- Hummus passa a fazer parte da cesta de inflação do Reino Unido, medida pelo Office for National Statistics, refletindo sua entrada no consumo cotidiano.
- Os britânicos gastam hoje em torno de £170 milhões por ano em hummus; o alimento chegou aos supermercados no final dos anos oitenta, e Waitrose foi o primeiro a vender no país, em 1987.
- Ramona Hazan, criadora da marca, diz que a dieta britânica é global e que o hummus se tornou mainstream, servindo como substituto de maionese e ingrediente em sanduíches.
- A inclusão do hummus e da cerveja sem álcool na cesta de inflação deste ano indica mudanças nos hábitos de consumo e na composição do custo de vida.
- Varejistas, como o Tesco, já oferecem várias opções de hummus, ressaltando a popularidade do ingrediente e o amadurecimento da culinária do Oriente Médio no Reino Unido.
Hummus passa a integrar o conjunto de alimentos usado para medir o custo de vida no Reino Unido, confirmado pela inclusão no cesto oficial de inflação. A notícia marca a consolidação do dip de grão-de-bico como item de consumo comum nas casas britânicas.
A adoção acontece num momento em que o prato passou de novidade a item de marca doméstica. O gasto com hummus no país já alcança bilhões de libras anuais, refletindo a expansão de hábitos alimentares globais.
Ramona Hazan, empresária por trás da marca de hummus que leva seu nome, comenta que a dieta britânica está se tornando mais global. A empresa é atualmente avaliada em dezenas de milhões de libras e produz grande volume semanal.
Entrada de hummus no cesto de inflação
A inclusão do hummus no índice de preços foi destacada pela ONS, que atualiza o cesto anualmente para acompanhar hábitos de consumo. Além do dip, a edição deste ano traz cerveja sem álcool entre os itens monitorados.
O histórico de consumo mostra que o hummus chegou às prateleiras britânicas no fim da década de 1980, com a rede Waitrose sendo primeira a oferecer o produto. Hoje ele aparece em várias faixas de preço e embalagens.
Mercados como Tesco ampliaram a variedade para além do convencional, incluindo versões com beterraba, pimenta e opções com baixo teor de gordura. A oferta varia desde potinhos pequenos até potes de 500 g.

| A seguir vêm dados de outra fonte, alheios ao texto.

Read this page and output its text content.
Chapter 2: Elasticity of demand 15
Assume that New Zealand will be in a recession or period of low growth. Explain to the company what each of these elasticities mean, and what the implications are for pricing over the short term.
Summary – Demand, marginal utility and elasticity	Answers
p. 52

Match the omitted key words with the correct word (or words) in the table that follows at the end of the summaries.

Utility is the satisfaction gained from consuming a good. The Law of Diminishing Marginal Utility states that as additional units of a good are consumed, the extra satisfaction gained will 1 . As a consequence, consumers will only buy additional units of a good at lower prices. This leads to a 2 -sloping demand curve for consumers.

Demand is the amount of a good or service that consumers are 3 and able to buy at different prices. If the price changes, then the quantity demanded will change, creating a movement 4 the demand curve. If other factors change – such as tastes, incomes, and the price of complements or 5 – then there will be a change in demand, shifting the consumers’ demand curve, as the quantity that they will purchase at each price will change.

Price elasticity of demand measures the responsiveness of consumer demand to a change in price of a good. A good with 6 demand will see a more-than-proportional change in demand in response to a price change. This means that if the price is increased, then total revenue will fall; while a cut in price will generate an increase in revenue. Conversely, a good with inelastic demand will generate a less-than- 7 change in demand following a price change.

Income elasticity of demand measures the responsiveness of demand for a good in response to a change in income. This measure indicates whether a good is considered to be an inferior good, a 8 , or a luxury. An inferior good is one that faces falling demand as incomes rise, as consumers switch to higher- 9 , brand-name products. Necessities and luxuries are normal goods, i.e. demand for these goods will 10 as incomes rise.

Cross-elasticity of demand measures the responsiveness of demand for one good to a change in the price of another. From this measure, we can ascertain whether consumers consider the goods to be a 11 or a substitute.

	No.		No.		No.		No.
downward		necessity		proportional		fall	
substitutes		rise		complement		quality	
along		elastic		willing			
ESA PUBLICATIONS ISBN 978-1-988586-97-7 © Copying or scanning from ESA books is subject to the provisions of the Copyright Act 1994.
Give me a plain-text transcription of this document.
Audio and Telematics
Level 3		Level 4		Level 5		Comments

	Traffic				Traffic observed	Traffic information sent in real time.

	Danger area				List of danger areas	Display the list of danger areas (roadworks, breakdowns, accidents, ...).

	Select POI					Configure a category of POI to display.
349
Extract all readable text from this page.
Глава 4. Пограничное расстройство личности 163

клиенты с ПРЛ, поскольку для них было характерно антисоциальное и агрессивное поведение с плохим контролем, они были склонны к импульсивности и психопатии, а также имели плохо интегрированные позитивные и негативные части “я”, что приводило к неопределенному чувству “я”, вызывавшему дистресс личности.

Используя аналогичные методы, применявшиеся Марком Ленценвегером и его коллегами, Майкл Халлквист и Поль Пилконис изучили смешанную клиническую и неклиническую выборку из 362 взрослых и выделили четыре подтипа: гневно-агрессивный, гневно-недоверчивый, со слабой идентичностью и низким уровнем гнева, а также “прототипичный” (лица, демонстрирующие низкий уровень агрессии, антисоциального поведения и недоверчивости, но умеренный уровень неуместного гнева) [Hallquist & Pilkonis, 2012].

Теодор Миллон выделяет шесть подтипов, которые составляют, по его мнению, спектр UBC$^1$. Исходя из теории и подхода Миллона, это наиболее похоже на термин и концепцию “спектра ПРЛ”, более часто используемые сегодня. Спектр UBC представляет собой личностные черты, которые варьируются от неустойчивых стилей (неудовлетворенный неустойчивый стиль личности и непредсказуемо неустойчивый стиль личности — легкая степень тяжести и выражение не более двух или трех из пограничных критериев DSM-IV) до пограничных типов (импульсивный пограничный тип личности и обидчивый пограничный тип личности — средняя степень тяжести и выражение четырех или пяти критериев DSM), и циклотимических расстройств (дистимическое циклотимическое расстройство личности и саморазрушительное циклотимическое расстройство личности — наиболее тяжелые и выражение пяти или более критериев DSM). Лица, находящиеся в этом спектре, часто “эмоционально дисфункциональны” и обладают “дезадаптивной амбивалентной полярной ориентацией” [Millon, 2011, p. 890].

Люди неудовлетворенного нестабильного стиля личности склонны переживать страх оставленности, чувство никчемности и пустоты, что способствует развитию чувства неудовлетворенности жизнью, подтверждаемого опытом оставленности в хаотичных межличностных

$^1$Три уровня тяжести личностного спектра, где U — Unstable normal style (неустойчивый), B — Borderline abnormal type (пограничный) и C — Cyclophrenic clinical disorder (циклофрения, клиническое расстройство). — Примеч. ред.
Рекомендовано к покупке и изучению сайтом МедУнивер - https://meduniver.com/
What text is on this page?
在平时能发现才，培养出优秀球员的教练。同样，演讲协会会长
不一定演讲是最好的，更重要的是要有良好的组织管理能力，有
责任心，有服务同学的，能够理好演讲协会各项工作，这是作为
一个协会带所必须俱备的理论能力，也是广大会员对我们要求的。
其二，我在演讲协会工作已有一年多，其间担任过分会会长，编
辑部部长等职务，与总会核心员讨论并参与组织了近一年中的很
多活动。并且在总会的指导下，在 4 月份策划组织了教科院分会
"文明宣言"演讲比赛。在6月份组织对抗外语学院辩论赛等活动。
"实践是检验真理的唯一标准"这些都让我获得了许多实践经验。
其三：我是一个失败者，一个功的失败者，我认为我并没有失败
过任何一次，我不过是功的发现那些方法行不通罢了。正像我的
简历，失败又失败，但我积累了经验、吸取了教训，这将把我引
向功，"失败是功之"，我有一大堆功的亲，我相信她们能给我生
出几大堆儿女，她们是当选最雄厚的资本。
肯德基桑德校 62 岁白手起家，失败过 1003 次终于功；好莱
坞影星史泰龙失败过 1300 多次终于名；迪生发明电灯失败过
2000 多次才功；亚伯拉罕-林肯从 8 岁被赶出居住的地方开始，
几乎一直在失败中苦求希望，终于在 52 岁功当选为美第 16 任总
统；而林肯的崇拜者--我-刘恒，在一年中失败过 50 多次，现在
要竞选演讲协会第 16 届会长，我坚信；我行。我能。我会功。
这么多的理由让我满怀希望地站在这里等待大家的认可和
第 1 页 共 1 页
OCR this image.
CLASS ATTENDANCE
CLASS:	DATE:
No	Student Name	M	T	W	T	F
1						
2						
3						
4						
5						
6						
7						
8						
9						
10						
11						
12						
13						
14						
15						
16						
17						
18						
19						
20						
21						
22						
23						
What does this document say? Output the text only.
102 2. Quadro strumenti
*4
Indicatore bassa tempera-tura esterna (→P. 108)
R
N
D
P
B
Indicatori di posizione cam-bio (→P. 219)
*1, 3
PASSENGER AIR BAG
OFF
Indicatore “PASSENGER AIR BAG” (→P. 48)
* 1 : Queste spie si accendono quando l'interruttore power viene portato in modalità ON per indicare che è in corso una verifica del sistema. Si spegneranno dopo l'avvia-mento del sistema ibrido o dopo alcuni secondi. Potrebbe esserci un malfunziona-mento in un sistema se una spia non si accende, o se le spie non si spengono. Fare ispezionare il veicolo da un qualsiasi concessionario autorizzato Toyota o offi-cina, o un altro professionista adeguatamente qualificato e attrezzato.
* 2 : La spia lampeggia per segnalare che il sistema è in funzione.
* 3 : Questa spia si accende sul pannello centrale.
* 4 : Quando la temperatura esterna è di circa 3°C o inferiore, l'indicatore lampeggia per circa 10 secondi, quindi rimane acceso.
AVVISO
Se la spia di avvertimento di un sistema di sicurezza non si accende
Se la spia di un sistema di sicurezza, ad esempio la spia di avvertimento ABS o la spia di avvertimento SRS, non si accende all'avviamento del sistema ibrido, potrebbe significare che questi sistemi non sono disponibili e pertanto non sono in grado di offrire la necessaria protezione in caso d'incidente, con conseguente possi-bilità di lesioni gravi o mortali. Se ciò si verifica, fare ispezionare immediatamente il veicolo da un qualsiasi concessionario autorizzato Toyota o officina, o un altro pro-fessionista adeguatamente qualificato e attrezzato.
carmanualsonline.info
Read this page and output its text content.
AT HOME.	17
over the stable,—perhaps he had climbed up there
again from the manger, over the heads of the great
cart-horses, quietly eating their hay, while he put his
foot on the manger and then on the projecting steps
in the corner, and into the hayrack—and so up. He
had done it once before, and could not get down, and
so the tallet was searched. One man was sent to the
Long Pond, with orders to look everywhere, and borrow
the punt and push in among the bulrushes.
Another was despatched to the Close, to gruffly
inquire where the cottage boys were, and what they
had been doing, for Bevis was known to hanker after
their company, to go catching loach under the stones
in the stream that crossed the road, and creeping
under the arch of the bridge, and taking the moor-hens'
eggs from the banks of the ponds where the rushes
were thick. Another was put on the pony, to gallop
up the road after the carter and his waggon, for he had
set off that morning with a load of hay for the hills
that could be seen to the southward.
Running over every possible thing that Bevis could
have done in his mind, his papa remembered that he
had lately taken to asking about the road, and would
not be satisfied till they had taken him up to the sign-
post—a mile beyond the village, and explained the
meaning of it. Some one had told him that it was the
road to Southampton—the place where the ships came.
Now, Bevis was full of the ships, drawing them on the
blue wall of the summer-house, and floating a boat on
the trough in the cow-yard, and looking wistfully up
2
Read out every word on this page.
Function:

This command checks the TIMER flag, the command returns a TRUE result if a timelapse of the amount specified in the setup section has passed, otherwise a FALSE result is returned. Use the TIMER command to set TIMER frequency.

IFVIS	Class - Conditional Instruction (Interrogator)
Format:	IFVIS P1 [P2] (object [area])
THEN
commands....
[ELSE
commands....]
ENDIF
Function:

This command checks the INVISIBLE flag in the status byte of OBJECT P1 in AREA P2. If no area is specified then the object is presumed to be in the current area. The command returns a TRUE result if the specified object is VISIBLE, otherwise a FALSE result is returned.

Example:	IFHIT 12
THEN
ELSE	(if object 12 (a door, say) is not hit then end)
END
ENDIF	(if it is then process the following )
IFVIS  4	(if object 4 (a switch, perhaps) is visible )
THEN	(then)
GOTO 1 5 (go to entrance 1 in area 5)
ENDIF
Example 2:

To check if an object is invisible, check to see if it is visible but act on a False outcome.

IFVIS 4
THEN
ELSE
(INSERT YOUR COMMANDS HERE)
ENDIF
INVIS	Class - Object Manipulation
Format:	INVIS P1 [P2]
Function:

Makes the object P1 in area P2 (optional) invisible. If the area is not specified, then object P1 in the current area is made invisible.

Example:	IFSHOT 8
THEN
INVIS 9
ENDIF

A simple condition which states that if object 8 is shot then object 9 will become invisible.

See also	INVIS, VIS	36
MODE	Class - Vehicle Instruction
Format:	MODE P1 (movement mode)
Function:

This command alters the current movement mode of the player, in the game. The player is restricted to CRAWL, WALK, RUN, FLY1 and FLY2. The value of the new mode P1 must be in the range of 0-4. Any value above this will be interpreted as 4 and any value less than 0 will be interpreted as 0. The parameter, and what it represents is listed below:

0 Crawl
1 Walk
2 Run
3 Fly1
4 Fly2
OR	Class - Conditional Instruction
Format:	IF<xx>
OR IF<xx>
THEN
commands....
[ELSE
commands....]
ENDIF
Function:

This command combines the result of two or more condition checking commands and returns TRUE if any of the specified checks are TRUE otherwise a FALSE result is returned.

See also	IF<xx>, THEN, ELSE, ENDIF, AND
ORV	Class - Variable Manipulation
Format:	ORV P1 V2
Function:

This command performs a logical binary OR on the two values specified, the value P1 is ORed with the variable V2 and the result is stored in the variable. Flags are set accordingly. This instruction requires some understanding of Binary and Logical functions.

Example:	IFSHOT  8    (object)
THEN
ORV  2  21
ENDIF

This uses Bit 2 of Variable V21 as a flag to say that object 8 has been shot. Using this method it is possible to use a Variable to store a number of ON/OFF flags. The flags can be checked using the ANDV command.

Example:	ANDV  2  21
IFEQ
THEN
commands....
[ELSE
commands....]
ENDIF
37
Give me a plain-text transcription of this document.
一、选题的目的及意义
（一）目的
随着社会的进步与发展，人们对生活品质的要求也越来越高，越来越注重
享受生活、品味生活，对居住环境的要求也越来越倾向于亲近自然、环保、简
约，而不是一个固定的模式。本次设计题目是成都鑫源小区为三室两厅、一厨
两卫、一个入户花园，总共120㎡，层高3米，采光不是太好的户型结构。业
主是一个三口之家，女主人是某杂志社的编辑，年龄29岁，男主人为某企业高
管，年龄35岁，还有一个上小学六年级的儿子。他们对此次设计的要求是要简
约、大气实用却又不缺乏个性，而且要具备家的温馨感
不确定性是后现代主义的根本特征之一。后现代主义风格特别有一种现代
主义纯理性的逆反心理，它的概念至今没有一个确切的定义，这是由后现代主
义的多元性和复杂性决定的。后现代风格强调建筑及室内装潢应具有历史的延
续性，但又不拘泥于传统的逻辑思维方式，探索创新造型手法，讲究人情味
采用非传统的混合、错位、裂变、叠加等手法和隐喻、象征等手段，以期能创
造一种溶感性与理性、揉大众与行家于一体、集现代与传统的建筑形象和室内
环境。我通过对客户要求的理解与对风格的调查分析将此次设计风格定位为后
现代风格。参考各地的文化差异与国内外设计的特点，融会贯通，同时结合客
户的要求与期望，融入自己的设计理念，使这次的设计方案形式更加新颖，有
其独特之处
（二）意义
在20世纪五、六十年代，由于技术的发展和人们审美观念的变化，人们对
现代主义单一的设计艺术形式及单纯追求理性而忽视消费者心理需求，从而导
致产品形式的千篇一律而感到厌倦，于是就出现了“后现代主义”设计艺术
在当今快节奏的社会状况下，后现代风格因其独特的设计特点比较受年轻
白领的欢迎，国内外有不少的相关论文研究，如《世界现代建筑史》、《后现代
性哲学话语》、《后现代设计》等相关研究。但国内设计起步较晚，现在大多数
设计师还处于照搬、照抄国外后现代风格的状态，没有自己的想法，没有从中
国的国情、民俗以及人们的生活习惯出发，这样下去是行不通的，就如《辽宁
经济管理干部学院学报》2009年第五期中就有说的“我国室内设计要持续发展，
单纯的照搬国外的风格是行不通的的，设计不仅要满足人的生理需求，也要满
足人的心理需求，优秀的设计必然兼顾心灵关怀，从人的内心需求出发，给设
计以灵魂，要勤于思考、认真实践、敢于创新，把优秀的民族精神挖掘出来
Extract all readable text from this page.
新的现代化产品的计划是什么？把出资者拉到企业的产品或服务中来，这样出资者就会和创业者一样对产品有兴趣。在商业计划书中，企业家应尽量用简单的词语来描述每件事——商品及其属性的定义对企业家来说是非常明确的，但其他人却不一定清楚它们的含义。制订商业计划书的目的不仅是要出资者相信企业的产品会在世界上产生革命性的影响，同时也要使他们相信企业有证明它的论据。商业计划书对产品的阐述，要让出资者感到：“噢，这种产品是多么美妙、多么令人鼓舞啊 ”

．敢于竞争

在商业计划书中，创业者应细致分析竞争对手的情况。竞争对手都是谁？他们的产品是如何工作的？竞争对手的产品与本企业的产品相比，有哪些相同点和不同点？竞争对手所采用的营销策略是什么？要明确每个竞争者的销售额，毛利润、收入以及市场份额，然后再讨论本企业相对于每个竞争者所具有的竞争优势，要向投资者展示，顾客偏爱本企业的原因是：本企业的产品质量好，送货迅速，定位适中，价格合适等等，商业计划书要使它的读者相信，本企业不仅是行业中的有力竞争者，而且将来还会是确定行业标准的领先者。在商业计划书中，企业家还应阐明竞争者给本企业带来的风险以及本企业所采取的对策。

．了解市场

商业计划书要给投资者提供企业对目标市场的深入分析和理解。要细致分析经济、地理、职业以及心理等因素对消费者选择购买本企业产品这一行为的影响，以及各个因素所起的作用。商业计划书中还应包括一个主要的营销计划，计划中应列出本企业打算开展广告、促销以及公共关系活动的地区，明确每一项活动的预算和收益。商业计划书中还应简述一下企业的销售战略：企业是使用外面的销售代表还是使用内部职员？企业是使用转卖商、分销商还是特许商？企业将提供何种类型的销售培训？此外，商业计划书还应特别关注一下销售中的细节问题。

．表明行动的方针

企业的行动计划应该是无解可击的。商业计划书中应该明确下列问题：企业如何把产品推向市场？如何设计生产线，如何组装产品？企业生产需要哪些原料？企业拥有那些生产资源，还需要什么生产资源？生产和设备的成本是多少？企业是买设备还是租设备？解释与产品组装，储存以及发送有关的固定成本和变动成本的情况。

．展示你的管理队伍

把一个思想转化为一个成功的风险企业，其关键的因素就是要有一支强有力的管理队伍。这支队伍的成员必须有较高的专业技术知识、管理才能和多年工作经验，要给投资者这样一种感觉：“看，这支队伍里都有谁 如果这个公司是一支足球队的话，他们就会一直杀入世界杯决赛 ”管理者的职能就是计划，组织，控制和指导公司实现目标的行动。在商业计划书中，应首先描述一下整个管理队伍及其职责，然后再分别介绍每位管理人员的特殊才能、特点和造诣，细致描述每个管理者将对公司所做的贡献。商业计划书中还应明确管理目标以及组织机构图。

O fenômeno é visto como reflexo da popularização da culinária do Oriente Médio no Reino Unido. Chefs e publicações ajudam a manter o hummus presente em refeições diárias, além de lanches.
A pesquisadora Mintel aponta que o hummus já é parte da rotina de consumo, similar a pães e leite. A percepção é de que não se trata apenas de uma opção de dip, mas de alimento versátil.
Pontos históricos ajudam a entender a adesão: a prática de usar hummus em sanduíches e massas intensificou o papel do grão-de-bico na alimentação. A evolução é associada a mudanças no varejo e na cultura de consumo.